Elastic Net is a method for modeling relationship between a dependent variable (which may be a vector) and one or more explanatory variables by fitting regularized least squares model. Elastic Net regression model has the special penalty, a sum of L1 and L2 regularizations, that takes advantage of both Ridge Regression and LASSO algorithms. This penalty is particularly useful in a situation with many correlated predictor variables [Friedman2010].

## Details¶

Let $$(x_1, \ldots, x_p)$$ be a vector of input variables and $$y = (y_1, \ldots, y_k)$$ be the response. For each $$j = 1, \ldots, k$$, the Elastic Net model has the form similar to linear and ridge regression models [Hoerl70] with one exception: the coefficients are estimated by minimizing mean squared error (MSE) objective function that is regularized by $$L_1$$ and $$L_2$$ penalties.

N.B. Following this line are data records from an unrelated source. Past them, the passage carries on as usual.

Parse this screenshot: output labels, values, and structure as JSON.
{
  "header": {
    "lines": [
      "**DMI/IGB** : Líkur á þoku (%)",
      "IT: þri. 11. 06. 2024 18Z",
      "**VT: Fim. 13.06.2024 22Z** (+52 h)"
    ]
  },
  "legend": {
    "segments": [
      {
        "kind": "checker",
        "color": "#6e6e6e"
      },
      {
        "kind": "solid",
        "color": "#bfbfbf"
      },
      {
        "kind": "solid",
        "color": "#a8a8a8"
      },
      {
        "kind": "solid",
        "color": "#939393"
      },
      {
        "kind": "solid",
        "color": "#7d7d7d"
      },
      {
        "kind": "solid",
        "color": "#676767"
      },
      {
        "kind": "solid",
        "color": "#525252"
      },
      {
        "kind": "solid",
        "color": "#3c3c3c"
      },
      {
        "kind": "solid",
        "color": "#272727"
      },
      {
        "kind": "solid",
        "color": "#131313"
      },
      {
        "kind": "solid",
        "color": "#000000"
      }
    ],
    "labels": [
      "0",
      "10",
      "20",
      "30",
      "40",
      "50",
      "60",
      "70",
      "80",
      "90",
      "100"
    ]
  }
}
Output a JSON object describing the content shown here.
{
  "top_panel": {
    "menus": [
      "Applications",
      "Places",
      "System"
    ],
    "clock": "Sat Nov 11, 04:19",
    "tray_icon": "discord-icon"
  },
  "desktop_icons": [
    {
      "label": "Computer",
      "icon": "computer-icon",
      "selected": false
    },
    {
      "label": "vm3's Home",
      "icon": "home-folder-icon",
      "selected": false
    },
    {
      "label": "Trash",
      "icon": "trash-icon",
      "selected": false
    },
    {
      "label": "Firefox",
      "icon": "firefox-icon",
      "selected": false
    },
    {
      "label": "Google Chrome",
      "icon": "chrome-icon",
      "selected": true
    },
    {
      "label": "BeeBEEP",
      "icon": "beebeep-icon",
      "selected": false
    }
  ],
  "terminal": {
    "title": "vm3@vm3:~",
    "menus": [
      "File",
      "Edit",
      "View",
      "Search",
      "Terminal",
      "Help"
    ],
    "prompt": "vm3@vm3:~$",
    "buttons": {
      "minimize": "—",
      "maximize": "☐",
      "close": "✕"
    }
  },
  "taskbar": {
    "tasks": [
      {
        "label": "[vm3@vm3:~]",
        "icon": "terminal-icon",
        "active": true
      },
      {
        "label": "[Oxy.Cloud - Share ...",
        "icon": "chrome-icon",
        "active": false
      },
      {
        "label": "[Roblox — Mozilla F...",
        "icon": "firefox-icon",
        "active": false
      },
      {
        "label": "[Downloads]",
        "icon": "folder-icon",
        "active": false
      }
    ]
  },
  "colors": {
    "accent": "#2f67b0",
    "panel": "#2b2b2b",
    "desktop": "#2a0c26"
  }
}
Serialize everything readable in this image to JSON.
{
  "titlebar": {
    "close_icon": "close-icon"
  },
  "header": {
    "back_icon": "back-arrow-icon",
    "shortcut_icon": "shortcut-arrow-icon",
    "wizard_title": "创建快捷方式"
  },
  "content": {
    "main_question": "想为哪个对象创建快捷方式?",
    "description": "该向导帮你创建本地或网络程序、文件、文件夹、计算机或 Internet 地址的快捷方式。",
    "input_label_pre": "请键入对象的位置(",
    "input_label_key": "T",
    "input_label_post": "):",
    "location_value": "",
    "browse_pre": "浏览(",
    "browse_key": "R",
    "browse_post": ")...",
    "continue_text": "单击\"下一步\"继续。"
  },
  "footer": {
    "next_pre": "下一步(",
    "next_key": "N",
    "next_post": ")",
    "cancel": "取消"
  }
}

$y_j = \beta_{0j} + x_1 \beta_{1j} + \ldots + x_p \beta_{pj}$

Here $$x_i$$, $$i = 1, \ldots, p$$, are referred to as independent variables, $$y_j$$, $$j = 1, \ldots, k$$, is referred to as dependent variable or response.

### Training Stage¶

Let $$(x_{11}, \ldots, x_{1p}, y_{11}, \ldots, y_{1k}) \ldots (x_{n1}, \ldots, x_{np}, y_{n1}, \ldots, y_{nk})$$ be a set of training data (for regression task, $$n >> p$$, and for feature selection $$p$$ could be greater than $$n$$). The matrix $$X$$ of size $$n \times p$$ contains observations $$x_{ij}$$, $$i = 1, \ldots, n$$, $$j = 1, \ldots, p$$ of independent variables.

For each $$y_j$$, $$j = 1, \ldots, k$$, the Elastic Net regression estimates $$(\beta_{0j}, \beta_{1j}, \ldots, \beta_{pj})$$ by minimizing the objective function:

$F_j(\beta) = \frac{1}{2n} \sum_{i=1}^{n}(y_{ij} - \beta_{0j} - \sum_{q=1}^{p}{\beta_{qj}x_{iq})^2} + \lambda_{1j} \sum_{q=1}^{p}|\beta_{qj}| + \lambda_{2j} \frac{1}{2}\sum_{q=1}^{p}\beta_{qj}^{2}$

In the equation above, the first term is a mean squared error function, the second and the third are regularization terms that penalize the $$L_1$$ and $$L_2$$ norms of vector $$\beta_j$$, where $$\lambda_{1j} \geq 0$$, $$\lambda_{2j} \geq 0$$, $$j = 1, \ldots, k$$.

For more details, see [Hastie2009] and [Friedman2010].

By default, Coordinate Descent iterative solver is used to minimize the objective function. SAGA solver is also applicable for minimization.

### Prediction Stage¶

Prediction based on Elastic Net regression is done for input vector $$(x_1, \ldots, x_p)$$ using the equation $$y_j = \beta_{0j} + x_1 \beta_{1j} + \ldots + x_p \beta_{pj}$$ for each $$j = 1, \ldots, k$$.